Six heures plus tard, c'est avachie sur un siège de métro que vous me retrouvez, le sac à dos plein de bouquins et le compte en banque pas si vidé que ça, mais les jambes et le dos cassés d'avoir piétiné et attendu toute la journée !
Salon_du_livre_Paris___12Contrairement aux deux salons que j'avais déjà fait à Saint Malo et Besançon, celui de Paris est incomparable. Déjà par sa taille. Mais aussi par le fait que ce sont les éditeurs qui exposent directement, et non des librairies comme sur les autres. Mais trop de stands tuent les stands, trop de dédicaces tuent les dédicaces. Alors certes, j'ai fait d'agréables rencontres (Brigitte Aubert, Liliane Korb et Laurence Lefèvre qui signent sous le nom de Claude Izner (et dont j'ai capté les visages pendant une interview), Jean-Marie Blas de Roblès ou encore Denis Falque), mais elles concernent uniquement des auteurs que je connaissais pour avoir déjà lu des ouvrages d'eux ou par réputation. Je n'ai pas, comme aux Mots Doubs de Besançon, découvert des auteurs inconnus... Le temps ne me le permettait pas... Six heures pour arpenter toutes les allées et découvrir tous les stands ? Impossible.

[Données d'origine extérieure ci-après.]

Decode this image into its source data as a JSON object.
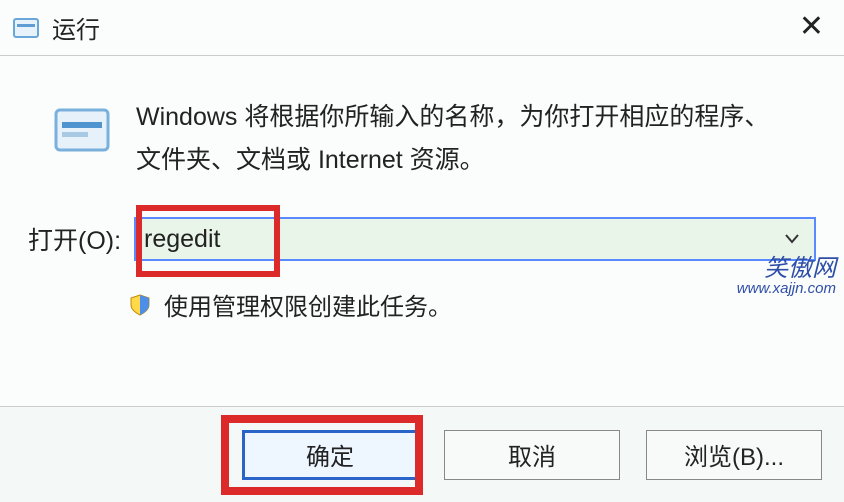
{
  "titlebar": {
    "title": "运行"
  },
  "message": "Windows 将根据你所输入的名称，为你打开相应的程序、文件夹、文档或 Internet 资源。",
  "open": {
    "label": "打开(O):",
    "value": "regedit"
  },
  "admin_note": "使用管理权限创建此任务。",
  "buttons": {
    "ok": "确定",
    "cancel": "取消",
    "browse": "浏览(B)..."
  },
  "watermark": {
    "line1": "笑傲网",
    "line2": "www.xajjn.com"
  }
}
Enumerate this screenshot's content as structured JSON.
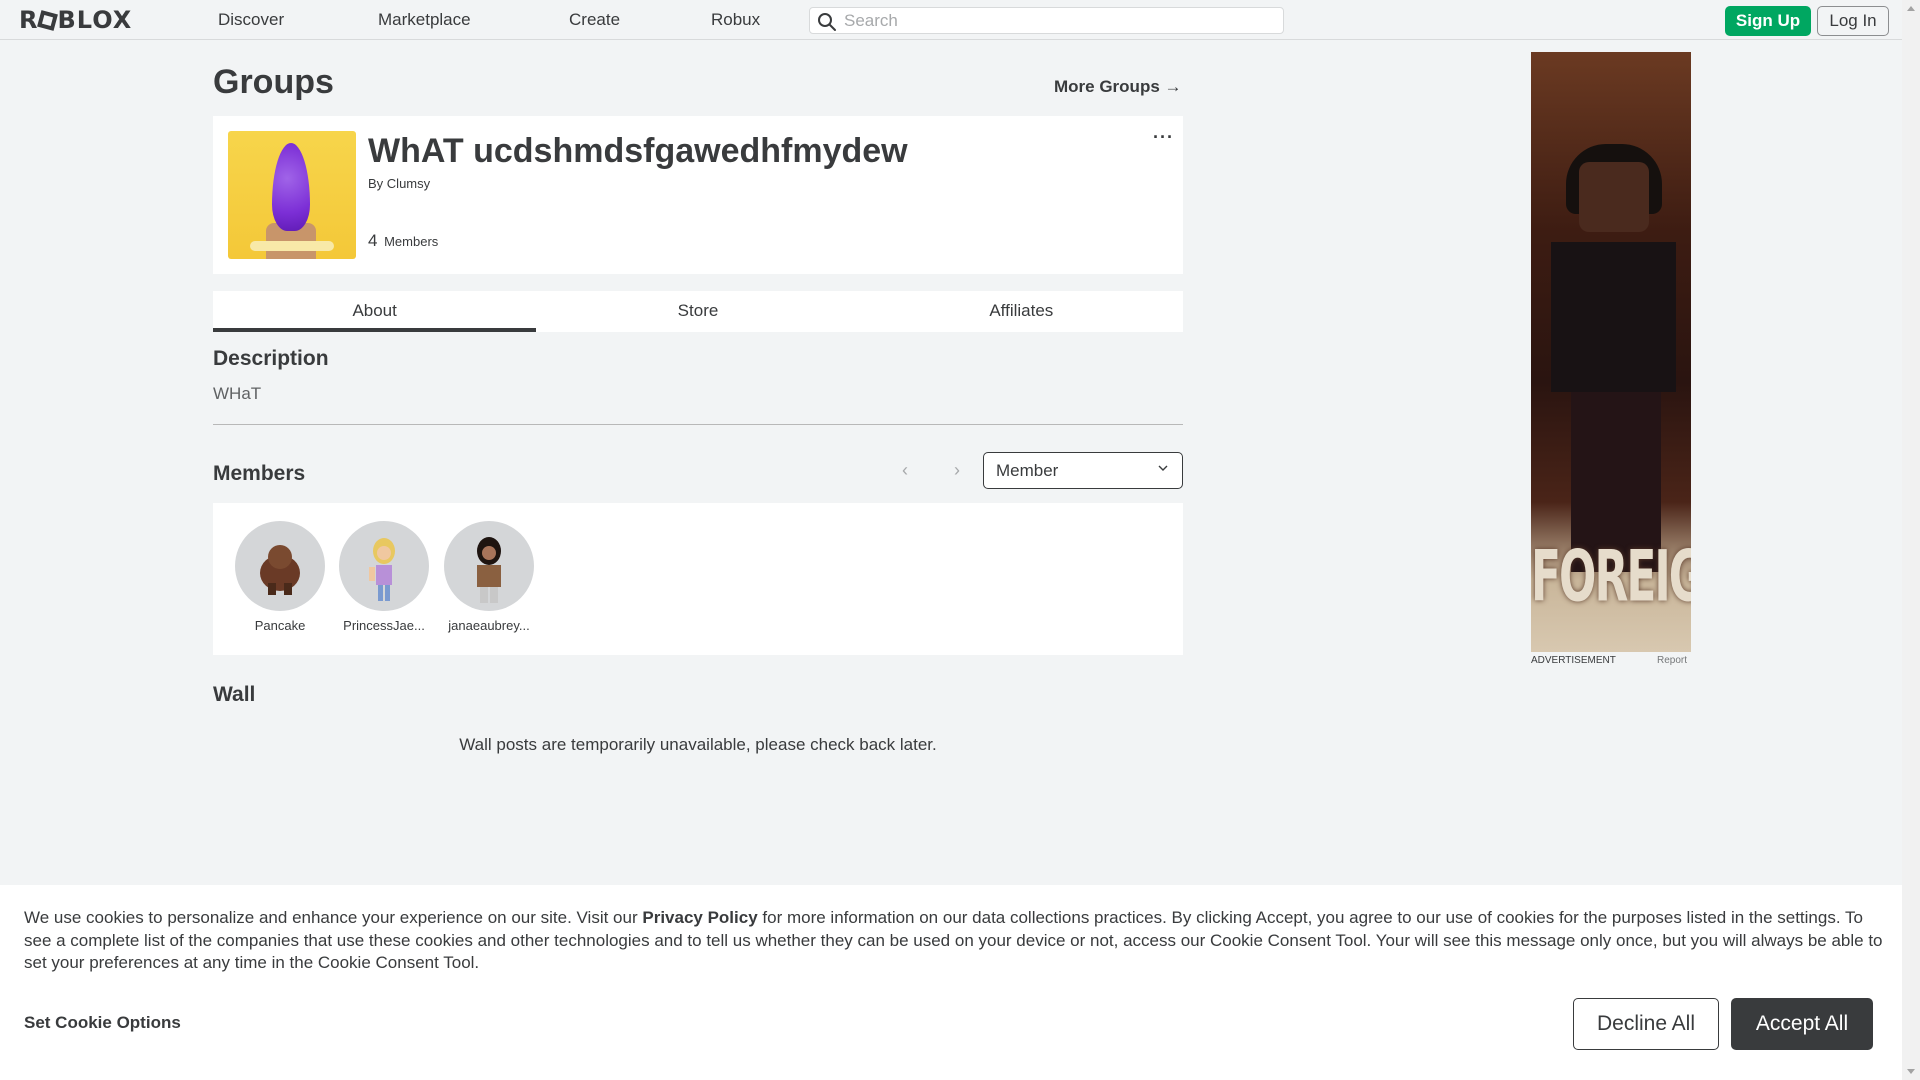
{
  "nav": {
    "logo": "ROBLOX",
    "links": [
      "Discover",
      "Marketplace",
      "Create",
      "Robux"
    ],
    "search_placeholder": "Search",
    "signup_label": "Sign Up",
    "login_label": "Log In"
  },
  "page": {
    "title": "Groups",
    "more_groups": "More Groups →"
  },
  "group": {
    "name": "WhAT ucdshmdsfgawedhfmydew",
    "by_prefix": "By",
    "owner": "Clumsy",
    "member_count": "4",
    "member_label": "Members"
  },
  "tabs": [
    {
      "label": "About",
      "active": true
    },
    {
      "label": "Store",
      "active": false
    },
    {
      "label": "Affiliates",
      "active": false
    }
  ],
  "description": {
    "title": "Description",
    "text": "WHaT"
  },
  "members": {
    "title": "Members",
    "role_selected": "Member",
    "list": [
      {
        "name": "Pancake"
      },
      {
        "name": "PrincessJae..."
      },
      {
        "name": "janaeaubrey..."
      }
    ]
  },
  "wall": {
    "title": "Wall",
    "message": "Wall posts are temporarily unavailable, please check back later."
  },
  "ad": {
    "label": "ADVERTISEMENT",
    "report": "Report",
    "image_text": "FOREIGN"
  },
  "cookie": {
    "text_before": "We use cookies to personalize and enhance your experience on our site. Visit our ",
    "policy_link": "Privacy Policy",
    "text_after": " for more information on our data collections practices. By clicking Accept, you agree to our use of cookies for the purposes listed in the settings. To see a complete list of the companies that use these cookies and other technologies and to tell us whether they can be used on your device or not, access our Cookie Consent Tool. Your will see this message only once, but you will always be able to set your preferences at any time in the Cookie Consent Tool.",
    "options_label": "Set Cookie Options",
    "decline_label": "Decline All",
    "accept_label": "Accept All"
  },
  "colors": {
    "background": "#f2f4f5",
    "text": "#393b3d",
    "signup_green": "#00a761",
    "card": "#ffffff"
  }
}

Il aurait au moins fallu deux jours, le temps de bien s'imprégner des choses et de pouvoir également profiter des animations et des conférences...

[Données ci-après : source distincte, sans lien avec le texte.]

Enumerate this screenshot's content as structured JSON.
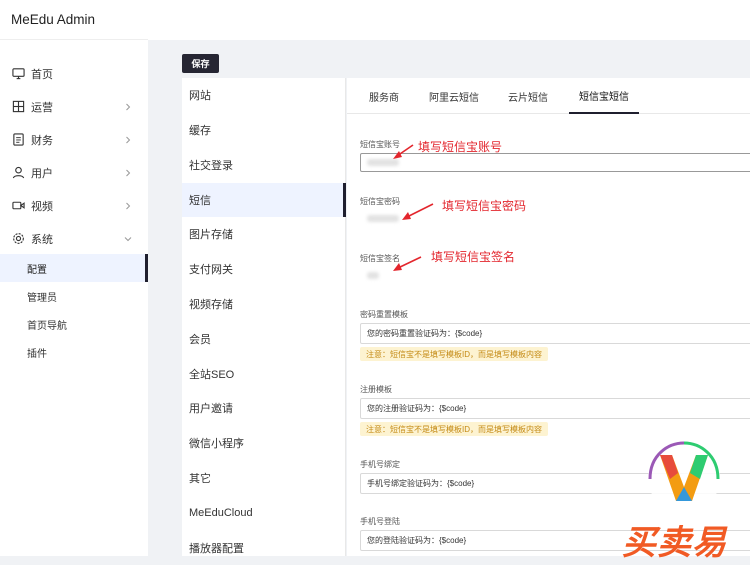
{
  "app": {
    "title": "MeEdu Admin"
  },
  "sidebar": {
    "items": [
      {
        "label": "首页",
        "icon": "monitor-icon",
        "has_children": false
      },
      {
        "label": "运营",
        "icon": "grid-icon",
        "has_children": true
      },
      {
        "label": "财务",
        "icon": "document-icon",
        "has_children": true
      },
      {
        "label": "用户",
        "icon": "user-icon",
        "has_children": true
      },
      {
        "label": "视频",
        "icon": "video-icon",
        "has_children": true
      },
      {
        "label": "系统",
        "icon": "gear-icon",
        "has_children": true,
        "expanded": true
      }
    ],
    "sub_items": [
      {
        "label": "配置",
        "active": true
      },
      {
        "label": "管理员",
        "active": false
      },
      {
        "label": "首页导航",
        "active": false
      },
      {
        "label": "插件",
        "active": false
      }
    ]
  },
  "toolbar": {
    "save_label": "保存"
  },
  "config_menu": {
    "items": [
      "网站",
      "缓存",
      "社交登录",
      "短信",
      "图片存储",
      "支付网关",
      "视频存储",
      "会员",
      "全站SEO",
      "用户邀请",
      "微信小程序",
      "其它",
      "MeEduCloud",
      "播放器配置"
    ],
    "active_index": 3
  },
  "tabs": {
    "items": [
      "服务商",
      "阿里云短信",
      "云片短信",
      "短信宝短信"
    ],
    "active_index": 3
  },
  "form": {
    "account": {
      "label": "短信宝账号",
      "annotation": "填写短信宝账号"
    },
    "password": {
      "label": "短信宝密码",
      "annotation": "填写短信宝密码"
    },
    "signature": {
      "label": "短信宝签名",
      "annotation": "填写短信宝签名"
    },
    "templates": [
      {
        "label": "密码重置模板",
        "value": "您的密码重置验证码为：{$code}",
        "tip": "注意：短信宝不是填写模板ID，而是填写模板内容"
      },
      {
        "label": "注册模板",
        "value": "您的注册验证码为：{$code}",
        "tip": "注意：短信宝不是填写模板ID，而是填写模板内容"
      },
      {
        "label": "手机号绑定",
        "value": "手机号绑定验证码为：{$code}"
      },
      {
        "label": "手机号登陆",
        "value": "您的登陆验证码为：{$code}"
      }
    ]
  },
  "watermark": {
    "text": "买卖易",
    "colors": [
      "#e74c3c",
      "#f39c12",
      "#2ecc71",
      "#3498db",
      "#9b59b6"
    ]
  },
  "colors": {
    "accent": "#262633",
    "annotation": "#e3262d",
    "tip_bg": "#fdf3d1",
    "tip_text": "#c48a14"
  }
}
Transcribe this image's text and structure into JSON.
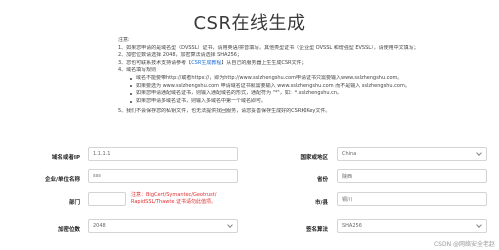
{
  "title": "CSR在线生成",
  "notes": {
    "heading": "注意:",
    "lines": [
      "1、如果您申请的是域名型（DVSSL）证书，请用英语/拼音填写。其他类型证书（企业型 OVSSL 和增强型 EVSSL），请使用中文填写；",
      "2、加密位数请选择 2048，加密算法请选择 SHA256；",
      "4、域名填写规则"
    ],
    "line3_prefix": "3、您也可联系技术支持请参考【",
    "line3_link": "CSR生成教程",
    "line3_suffix": "】从自己的服务器上生生成CSR文件；",
    "rules": [
      "域名不能要带http://或者https://，即为http://www.sslzhengshu.com申请证书只需要输入www.sslzhengshu.com。",
      "如果要选为 www.sslzhengshu.com 申请域名证书就需要输入 www.sslzhengshu.com 而不是输入 sslzhengshu.com。",
      "如果您申请通配域名证书，则输入通配域名的形式，通配符为 \"*\"，如：*.sslzhengshu.cn。",
      "如果您申请多域名证书，则输入多域名中第一个域名即可。"
    ],
    "line5": "5、我们不会保存您的私钥文件，也无法提供找回服务，请您妥善保存生成好的CSR和Key文件。"
  },
  "form": {
    "domain_label": "域名或者IP",
    "domain_value": "1.1.1.1",
    "org_label": "企业/单位名称",
    "org_value": "sss",
    "dept_label": "部门",
    "dept_value": "",
    "dept_hint_line1": "注意：BigCert/Symantec/Geotrust/",
    "dept_hint_line2": "RapidSSL/Thawte 证书请勿此值项。",
    "bits_label": "加密位数",
    "bits_value": "2048",
    "country_label": "国家或地区",
    "country_value": "China",
    "province_label": "省份",
    "province_value": "陕西",
    "city_label": "市/县",
    "city_value": "铜川",
    "algo_label": "签名算法",
    "algo_value": "SHA256"
  },
  "footer": "CSDN @网络安全老赵"
}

Alors certes, le compte en banque aurait pu en prendre un sacré coup. Sauf qu'acheter un bouquin que je trouve dans la librairie où j'ai mes habitudes, je n'en vois l'intérêt que si je peux obtenir une dédicace et échanger avec l'auteur.
Pour le premier aspect, j'ai fait ce que j'ai pu, mais n'ai accepté de faire une queue de deux heures que pour la bande dessinée que j'ai ramenée à monsieur (oui, les dédicaces de BD, c'est toujours long, la faute aux "gribouillis" que font les dessinateurs !). En revanche, j'en ai vu qui n'avais pas peur d'attendre deux heures l'arrivée de Maxime Chattam, Guillaume Musso ou encore Douglas Kennedy !
Pour le second, qui est le contact avec les auteurs, je suis sincèrement restée sur ma faim. N'ayant finalement pas obtenu beaucoup de dédicaces, j'ai vu peu d'auteurs, mais tous m'ont semblé pressé par le temps et par le monde qui attendait derrière. Impossible donc d'échanger plus de deux mots, de leur demander le pourquoi du sujet ou ce qui les a conduit à devenir écrivain. Juste quelques mots rapides. A l'inverse, le salon de Besançon que j'ai fait en septembre dernier étant plus petit, la foule y est bien moindre et les auteurs avaient pris le temps de discuter, de savoir ce qui avait pu plaire dans leur roman, de répondre à quelques questions... Il me semblait hier que le rythme de vie électrique de Paris avait envahi les stands...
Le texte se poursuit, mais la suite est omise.